Cairns, Australia
February 16 found us in Cairns (pronounced “Cans,” for some reason), Australia. It is a small city of some 130,000. Captain Cook visited here in 1770 & he named the bay Trinity, but the first settlement was in the 1870’s after gold was discovered nearby. Today the town is most famous as the gateway to the Great Barrier Reef, which is about a 2 hour boat ride away. Some of our passengers spent the day going out there for snorkeling, diving & watching through glass bottom boats.
We walked into town from the ship past some bronze wildlife sculptures.
Our first destination was an unusual wildlife dome on top of the local casino. Inside was a surprisingly large number of animals, including snakes, lizards, koalas & wallabies.
But the best part was the birds, some in cages but many flying freely through the dome.
We walked along the Esplanade, a street & park running along the waterfront. As usual around here, you can’t swim in the ocean, but they have built a freshwater “lagoon” for swimming, complete with large fish sculptures. This area also had a craft market; the most notable thing there was an Aussie vendor who knew Rick’s hat was for Cincinnati rather than Chicago (her husband was American). This area was also decorated for Chinese New Year. Also in this park was yet another ANZAC memorial, this one originally built in 1926 and moved here later.
We found the library, which was nice but obviously couldn’t hold a candle to the ones we saw in Melbourne & Sydney, and then walked under the bats.
In an area near the library thousands of Spectacled Flying Fox bats hang from the trees during the day. At dusk they all fly away at once, filling the sky (but we were gone by then, unfortunately). They are not asleep as they hang; the whole tree seems to vibrate with their sound & constant movement (yes, it’s a little creepy). These bats feed on flower nectar rather than mosquitoes. The sidewalk under the trees is covered in bat guano, & we were wondering how they do that hanging upside down without it getting all over them. The answer is that they turn around & hang by their thumbs when defecating . . . so tidy!

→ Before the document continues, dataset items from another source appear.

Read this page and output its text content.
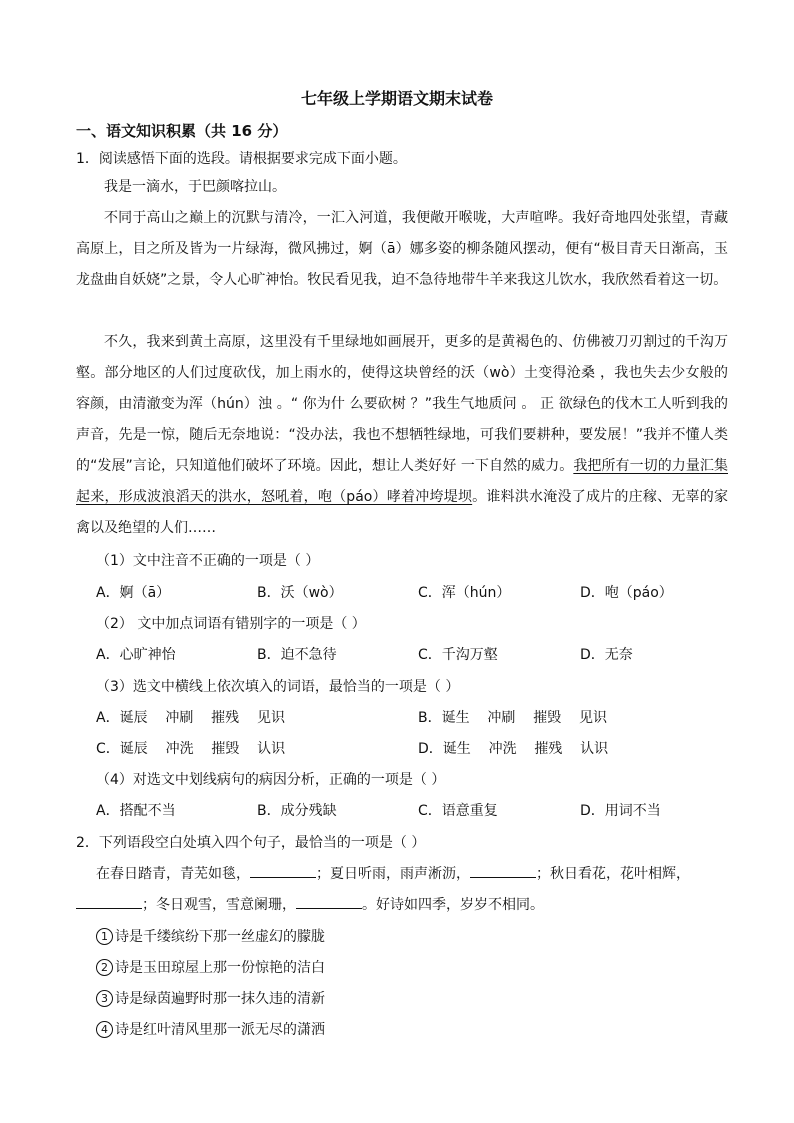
七年级上学期语文期末试卷
一、语文知识积累（共 16 分）
1．阅读感悟下面的选段。请根据要求完成下面小题。
我是一滴水，于巴颜喀拉山。
不同于高山之巅上的沉默与清冷，一汇入河道，我便敞开喉咙，大声喧哗。我好奇地四处张望，青藏高原上，目之所及皆为一片绿海，微风拂过，婀（ā）娜多姿的柳条随风摆动，便有“极目青天日渐高，玉龙盘曲自妖娆”之景，令人心旷神怡。牧民看见我，迫不急待地带牛羊来我这儿饮水，我欣然看着这一切。
不久，我来到黄土高原，这里没有千里绿地如画展开，更多的是黄褐色的、仿佛被刀刃割过的千沟万壑。部分地区的人们过度砍伐，加上雨水的，使得这块曾经的沃（wò）土变得沧桑 ，我也失去少女般的容颜，由清澈变为浑（hún）浊 。“ 你为什 么要砍树 ？”我生气地质问 。 正 欲绿色的伐木工人听到我的声音，先是一惊，随后无奈地说：“没办法，我也不想牺牲绿地，可我们要耕种，要发展！”我并不懂人类的“发展”言论，只知道他们破坏了环境。因此，想让人类好好 一下自然的威力。我把所有一切的力量汇集起来，形成波浪滔天的洪水，怒吼着，咆（páo）哮着冲垮堤坝。谁料洪水淹没了成片的庄稼、无辜的家禽以及绝望的人们……
（1）文中注音不正确的一项是（ ）
A．婀（ā）	B．沃（wò）	C．浑（hún）	D．咆（páo）
（2） 文中加点词语有错别字的一项是（ ）
A．心旷神怡	B．迫不急待	C．千沟万壑	D．无奈
（3）选文中横线上依次填入的词语，最恰当的一项是（ ）
A．诞辰    冲刷    摧残    见识	B．诞生    冲刷    摧毁    见识
C．诞辰    冲洗    摧毁    认识	D．诞生    冲洗    摧残    认识
（4）对选文中划线病句的病因分析，正确的一项是（ ）
A．搭配不当	B．成分残缺	C．语意重复	D．用词不当
2．下列语段空白处填入四个句子，最恰当的一项是（ ）
在春日踏青，青芜如毯，	；夏日听雨，雨声淅沥，	；秋日看花，花叶相辉，
；冬日观雪，雪意阑珊，	。好诗如四季，岁岁不相同。
1 诗是千缕缤纷下那一丝虚幻的朦胧
2 诗是玉田琼屋上那一份惊艳的洁白
3 诗是绿茵遍野时那一抹久违的清新
4 诗是红叶清风里那一派无尽的潇洒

Our next objective was St Monica’s Cathedral, which had been recommended by Barbara, the Amsterdam’s location guide. The tourist information assistant on the pier had never heard of it & the person she asked about it gave us a location on the map that turned out to be a huge construction hole (we were afraid that maybe it had been torn down). A librarian gave us new directions, but that took us to St Monica convent school. Finally, someone on the convent grounds was able to direct us to the right spot. And it was well worth all the effort to find! This is a small contemporary church, built to commemorate the Battle of the Coral Sea which could be seen on the horizon from Cairns. It really doesn’t look like much from the outside but the stained glass windows inside are fabulous. Along the two long walls inside are a series of stained glass windows that show a continuous diorama of a scientific view of the creation, beginning to the left of the altar with views of outer space modeled on NASA’s Hubble telescope photos, including volcanoes, & continuing on the wall leading back to the altar with depictions of trees, Australian animals & people. Quite an artistic triumph, the photos do not begin to convey their impact in person.
Surrounding the front entrance on the wall opposite the altar are the Peace Windows, created for the 50th anniversary of the end of World War II, which started 50 years of peace in the Pacific. The windows above the entrance include not only a cross, but also a rainbow & a dove of peace & fish playing in the water below. The window to the right of the door is the Chaos window, including destroyed instruments of war lying on the seabed, along with three helmets for the Americans, Japanese & Australians who fought here. To the left of the door is the Rest window, with a more peaceful view of war machinery lying on the ocean floor, including the USS Lexington at top, an American Wildcat plane in the middle & part of a Japanese bomber at the bottom. The Battle of the Coral Sea was the first naval battle in which the ships were too far apart to fire on each other, the battle being fought entirely with planes launched from aircraft carriers. There is a lot more symbolism in these windows, but I will spare you all that.
We headed back to the ship, but before we get there we have to show you the flowers. In addition to many interesting flowers, we saw palm-like trees with bright red trunks, a new one for us.
Finally it was time to sail away from Cairns & head for the Great Barrier Reef. Later, at sea, there was a dramatic sunset.